'The Cousin', intervista ai protagonisti del film Tzahi Grad e Ala Dakka
Cinema / Festival / News - 07 October 2017 08:00
La pellicola è stata presentata alla 74° Mostra Internazionale del Cinema nell'ambito della Sezione Orizzonti
Quando si parla dei rapporti tra Israele e Palestina, ricorre spesso l’osservazione che arabi ed ebrei discendono tutti da Abramo, il che li rende dei popoli “cugini”. Questa convinzione rappresenta il tema fondamentale alla base di “The Cousin” (“Ha Ben Dod” in ebraico), la tragicommedia del regista, attore e sceneggiatore Tzahi Grad. Dopo aver ricevuto una calorosa accoglienza alla 74° Mostra internazionale d’arte cinematografica, il film ora è al Mill Valley Film Festival.
A Venezia abbiamo avuto l’occasione di intervistare Tzahi Grad e il co-protagonista di “The Cousin”, il giovane e talentuoso Ala Dakka.

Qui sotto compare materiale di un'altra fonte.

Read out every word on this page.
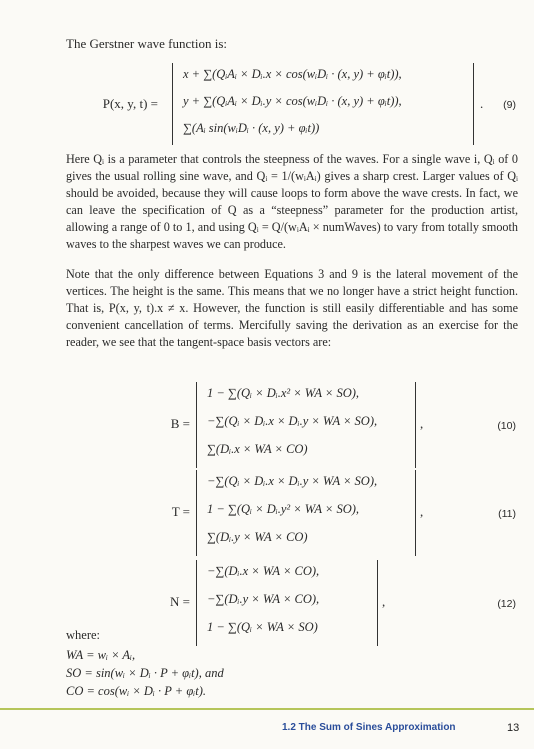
The Gerstner wave function is:
P(x, y, t) =
x + ∑(QᵢAᵢ × Dᵢ.x × cos(wᵢDᵢ · (x, y) + φᵢt)),
y + ∑(QᵢAᵢ × Dᵢ.y × cos(wᵢDᵢ · (x, y) + φᵢt)),
∑(Aᵢ sin(wᵢDᵢ · (x, y) + φᵢt))
. (9)
Here Qᵢ is a parameter that controls the steepness of the waves. For a single wave i, Qᵢ of 0 gives the usual rolling sine wave, and Qᵢ = 1/(wᵢAᵢ) gives a sharp crest. Larger values of Qᵢ should be avoided, because they will cause loops to form above the wave crests. In fact, we can leave the specification of Q as a “steepness” parameter for the production artist, allowing a range of 0 to 1, and using Qᵢ = Q/(wᵢAᵢ × numWaves) to vary from totally smooth waves to the sharpest waves we can produce.
Note that the only difference between Equations 3 and 9 is the lateral movement of the vertices. The height is the same. This means that we no longer have a strict height function. That is, P(x, y, t).x ≠ x. However, the function is still easily differentiable and has some convenient cancellation of terms. Mercifully saving the derivation as an exercise for the reader, we see that the tangent-space basis vectors are:
B =
1 − ∑(Qᵢ × Dᵢ.x² × WA × SO),
−∑(Qᵢ × Dᵢ.x × Dᵢ.y × WA × SO),
∑(Dᵢ.x × WA × CO)
,	(10)
T =
−∑(Qᵢ × Dᵢ.x × Dᵢ.y × WA × SO),
1 − ∑(Qᵢ × Dᵢ.y² × WA × SO),
∑(Dᵢ.y × WA × CO)
,	(11)
N =
−∑(Dᵢ.x × WA × CO),
−∑(Dᵢ.y × WA × CO),
1 − ∑(Qᵢ × WA × SO)
,	(12)
1.2 The Sum of Sines Approximation	13
where:
WA = wᵢ × Aᵢ,
SO = sin(wᵢ × Dᵢ · P + φᵢt), and
CO = cos(wᵢ × Dᵢ · P + φᵢt).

D: Il film parla degli abitanti di un piccolo quartiere, di persone apparentemente normali che nel corso della storia si lasciano sopraffare dal pregiudizio, dalla paranoia. Perché ha deciso di raccontare questa storia? Qual è stata la sua ispirazione?

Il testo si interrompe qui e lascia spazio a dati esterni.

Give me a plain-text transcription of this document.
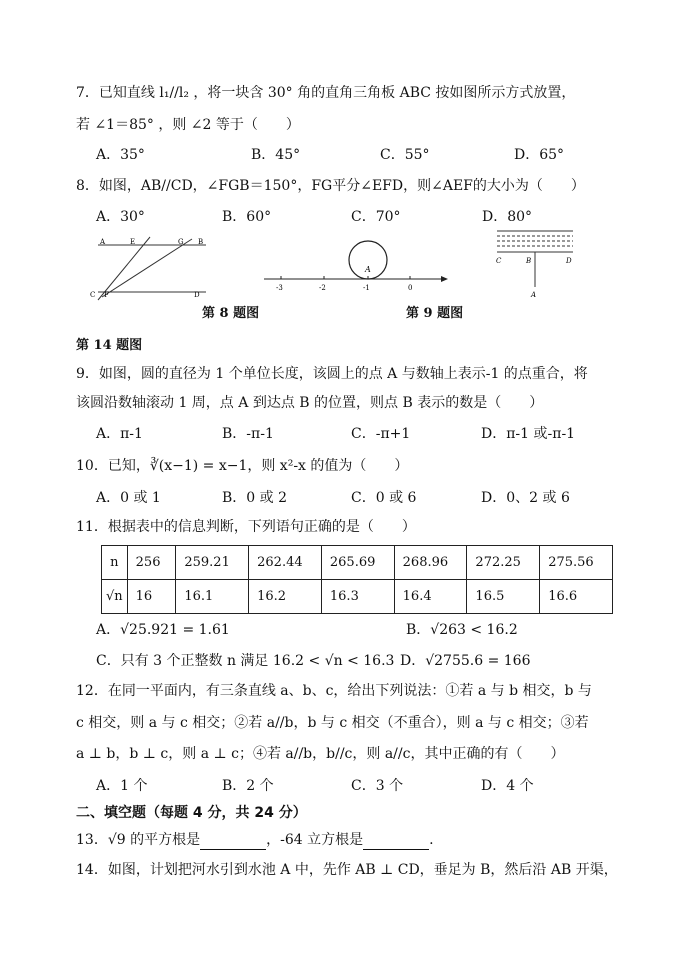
7．已知直线 l₁//l₂ ，将一块含 30° 角的直角三角板 ABC 按如图所示方式放置，
若 ∠1＝85° ，则 ∠2 等于（　　）
A．35°	B．45°	C．55°	D．65°
8．如图，AB//CD，∠FGB＝150°，FG平分∠EFD，则∠AEF的大小为（　　）
A．30°	B．60°	C．70°	D．80°
A	E	G B
C F	D
-3	-2	-1	0
A
C	B	D
A
第 8 题图	第 9 题图
第 14 题图
9．如图，圆的直径为 1 个单位长度，该圆上的点 A 与数轴上表示-1 的点重合，将
该圆沿数轴滚动 1 周，点 A 到达点 B 的位置，则点 B 表示的数是（　　）
A．π-1	B．-π-1	C．-π+1	D．π-1 或-π-1
10．已知，∛(x−1) = x−1，则 x²-x 的值为（　　）
A．0 或 1	B．0 或 2	C．0 或 6	D．0、2 或 6
11．根据表中的信息判断，下列语句正确的是（　　）
n	256	259.21	262.44	265.69	268.96	272.25	275.56
√n	16	16.1	16.2	16.3	16.4	16.5	16.6
A．√25.921 = 1.61	B．√263 < 16.2
C．只有 3 个正整数 n 满足 16.2 < √n < 16.3 D．√2755.6 = 166
12．在同一平面内，有三条直线 a、b、c，给出下列说法：①若 a 与 b 相交，b 与
c 相交，则 a 与 c 相交；②若 a//b，b 与 c 相交（不重合），则 a 与 c 相交；③若
a ⊥ b，b ⊥ c，则 a ⊥ c；④若 a//b，b//c，则 a//c，其中正确的有（　　）
A．1 个	B．2 个	C．3 个	D．4 个
二、填空题（每题 4 分，共 24 分）
13．√9 的平方根是	，-64 立方根是	.
14．如图，计划把河水引到水池 A 中，先作 AB ⊥ CD，垂足为 B，然后沿 AB 开渠，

Tzahi Grad: Nella nostra zona c’è un sanguinoso conflitto che va avanti da molto tempo, da oltre 100 anni… e i media nel nostro Paese amano demonizzare gli arabi. Viviamo immersi in quest’odio, in una bolla dove la paranoia e la paura sono molto forti, e questo ti influenza. Nel film cerco di mostrare come i personaggi credano di fare azioni logiche. Se sai che nella casa accanto alla tua è stato commesso uno stupro, è normale avere paura. E se sai che la polizia ci metterà troppo tempo ad indagare, mentre il colpevole è lì sotto il tuo naso, è possibile che tu decida di agire da solo. Dopo aver cominciato, non si fermano, e questo fa paura. Sento che in questo momento la nostra paura degli arabi è molto forte, ma non ne parliamo. Io invece credo che sia rilevante, che tutto ruoti intorno a questa paura.
D: In questo Festival abbiamo visto anche "Foxtrot" di Samuel Maoz, un film molto critico verso le istituzioni militari. Possiamo dire che Israele sia un Paese arrabbiato, che sente il bisogno di criticare i poteri forti e le istituzioni?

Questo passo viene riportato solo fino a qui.